The PPM format is very simple.  It has a human-readable header, and image data in uncompressed raw binary form, either 8 bits per component (24 bits per pixel) or 16 bits per component (48 bits per pixel), although not all applications may be able to open the latter.  The exact spec for the P6 format is here.

For an introduction, see e.g. Wikipedia NetPBM article, noting that the examples use P1-P3, or the ASCII formats, not the corresponding binary P4-P6 formats.  The header in all these formats is always in text form. 
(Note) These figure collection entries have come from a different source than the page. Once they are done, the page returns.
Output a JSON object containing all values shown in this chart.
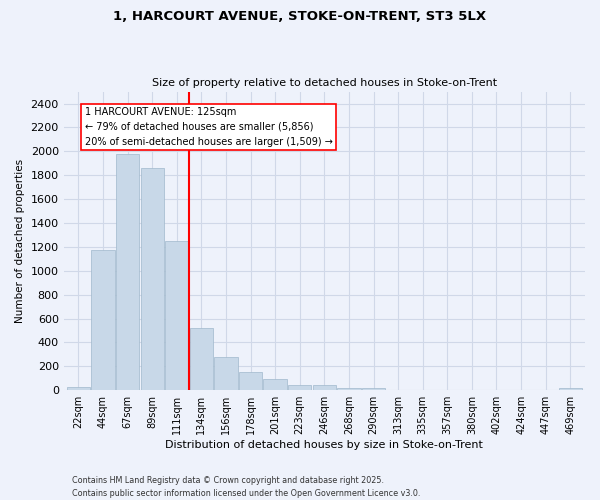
{
  "title_line1": "1, HARCOURT AVENUE, STOKE-ON-TRENT, ST3 5LX",
  "title_line2": "Size of property relative to detached houses in Stoke-on-Trent",
  "xlabel": "Distribution of detached houses by size in Stoke-on-Trent",
  "ylabel": "Number of detached properties",
  "categories": [
    "22sqm",
    "44sqm",
    "67sqm",
    "89sqm",
    "111sqm",
    "134sqm",
    "156sqm",
    "178sqm",
    "201sqm",
    "223sqm",
    "246sqm",
    "268sqm",
    "290sqm",
    "313sqm",
    "335sqm",
    "357sqm",
    "380sqm",
    "402sqm",
    "424sqm",
    "447sqm",
    "469sqm"
  ],
  "values": [
    25,
    1170,
    1980,
    1860,
    1250,
    520,
    275,
    150,
    90,
    45,
    45,
    22,
    15,
    5,
    3,
    2,
    2,
    2,
    1,
    1,
    20
  ],
  "bar_color": "#c8d8e8",
  "bar_edge_color": "#a0b8cc",
  "grid_color": "#d0d8e8",
  "background_color": "#eef2fb",
  "vline_color": "red",
  "vline_pos": 4.5,
  "annotation_text": "1 HARCOURT AVENUE: 125sqm\n← 79% of detached houses are smaller (5,856)\n20% of semi-detached houses are larger (1,509) →",
  "ylim": [
    0,
    2500
  ],
  "yticks": [
    0,
    200,
    400,
    600,
    800,
    1000,
    1200,
    1400,
    1600,
    1800,
    2000,
    2200,
    2400
  ],
  "footnote_line1": "Contains HM Land Registry data © Crown copyright and database right 2025.",
  "footnote_line2": "Contains public sector information licensed under the Open Government Licence v3.0."
}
You could also memory-map the output file (which could not be a pipe then, though), and let each worker thread just write their output pixel value to the file directly (without seek-read-write overhead, since the data is memory-mapped).  If you initialized the output file to a color value that is not used, you can make it completely restartable too.. The trick with memory-mapping is to use a suitable fixed-size header, say 32 bytes, with padding in the size "row", and to use msync() before unmapping or exiting the program.  I could whip up an example of the mechanism needed, if you like.

SiliconWizard:
I've done something like that a few years ago too. Fractals are fascinating.
As to PNG, I did use libpng directly. It's not that hard to use.